The beast’s interest grew more, flooding her mind with images she couldn’t block out. The more she fought them, the more the beast rose to the fore and it pissed her off, as it scared her.
“Don’t,” she said, and it came out more of a plea than a warning. Her fangs were aching; her body quaked, tensing to shift. Her bad arm hurt so much she could feel tears pushing to flood her eyes. Hailey wouldn’t let them. She dug her sharp claws into her palms and breathed through it, counting to ten then back to one in her head.
Those blue-black eyes searched hers and then Jeremy released her without a word, stepping back to the edge of the sidewalk to give her space. “You’re not healing.”

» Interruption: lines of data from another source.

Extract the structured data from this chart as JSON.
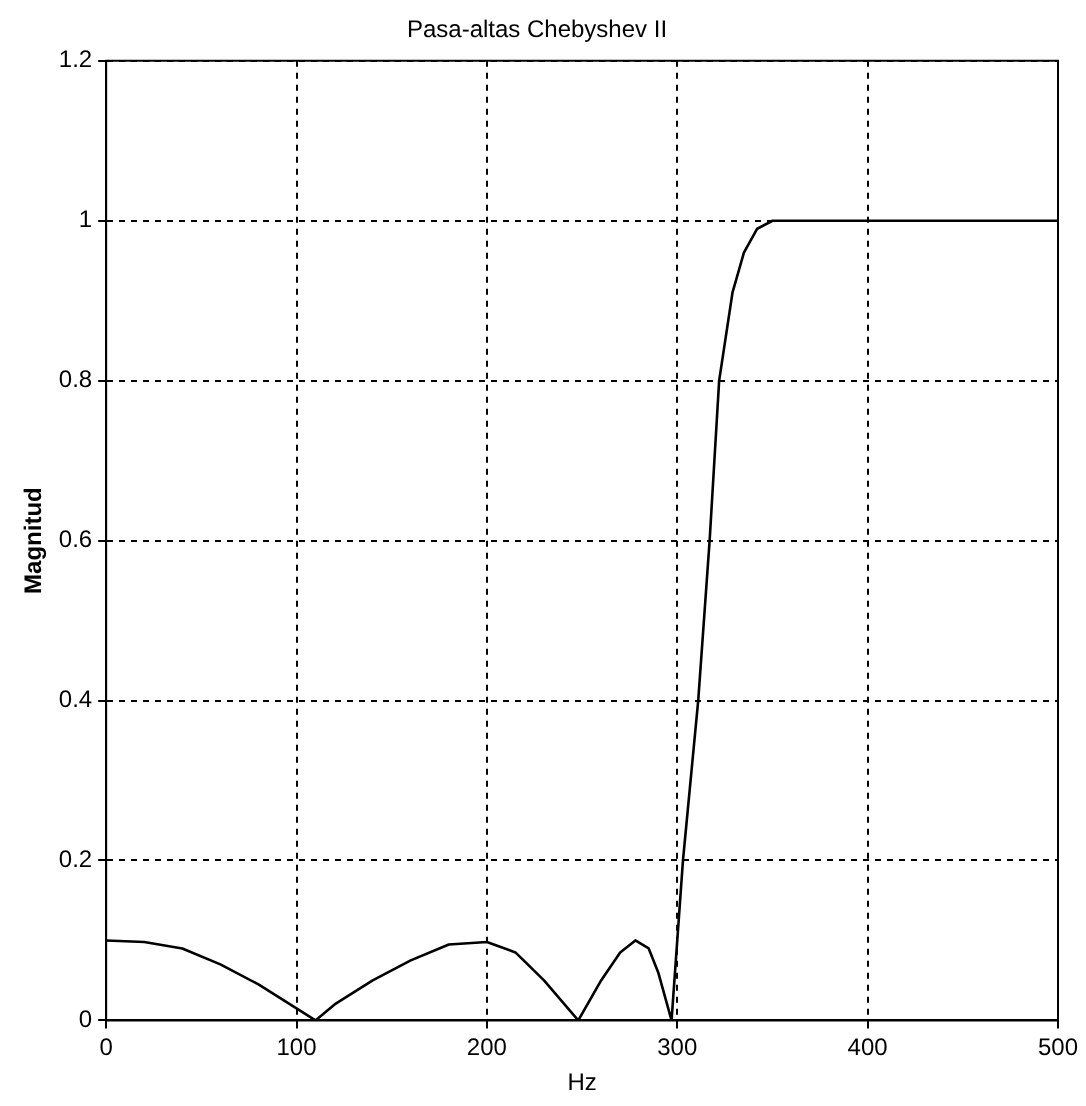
{
  "chart_data": {
    "type": "line",
    "title": "Pasa-altas Chebyshev II",
    "xlabel": "Hz",
    "ylabel": "Magnitud",
    "x": [
      0,
      20,
      40,
      60,
      80,
      100,
      110,
      120,
      140,
      160,
      180,
      200,
      215,
      230,
      248,
      260,
      270,
      278,
      285,
      290,
      297,
      300,
      303,
      311,
      317,
      322,
      329,
      335,
      342,
      350,
      360,
      400,
      450,
      500
    ],
    "series": [
      {
        "color": "#000000",
        "values": [
          0.1,
          0.098,
          0.09,
          0.07,
          0.045,
          0.015,
          0,
          0.02,
          0.05,
          0.075,
          0.095,
          0.098,
          0.085,
          0.05,
          0,
          0.05,
          0.085,
          0.1,
          0.09,
          0.06,
          0,
          0.1,
          0.2,
          0.4,
          0.6,
          0.8,
          0.91,
          0.96,
          0.99,
          1,
          1,
          1,
          1,
          1
        ]
      }
    ],
    "xlim": [
      0,
      500
    ],
    "xticks": [
      0,
      100,
      200,
      300,
      400,
      500
    ],
    "ylim": [
      0,
      1.2
    ],
    "yticks": [
      0,
      0.2,
      0.4,
      0.6,
      0.8,
      1,
      1.2
    ],
    "grid": true,
    "legend": false,
    "marker": "none",
    "line_style": "solid"
  }
}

“Thanks for stating the obvious,” she said. It came out breathless.
“You can’t keep going like this. It’s suicide and you know it.”
“It’s my life! Stay out of it.”
“I can help you,” he said tightly. He’d gone tense as if he was about to jump her again. “If you come with me, we can get this sorted out. We can find a way to fix you. You didn’t maul me last night.”
Hailey turned away so he wouldn’t see her face turn red. Bits and pieces of her little outing were beginning to come back to her. The beast wanted her to know. Not only had she not mauled him, she’d practically offered herself up on a silver platter. A pretty damn romantic scene: moonlit beach, city skyline lit up in the night … and her furry tail lifted in the air. God, she was never going to live that one down. “A mistake I don’t intend to repeat.”
“I doubt that.”
“To your own peril, then.”
“You seriously want to do this on your own so badly.” It was a statement rather than a question but he still seemed to expect an answer.
“Yes.”
“Then I would like my clothes back.”
She whirled back on him, jaw slack.
All he did was raise an eyebrow and hold out his hand expectantly. He was serious!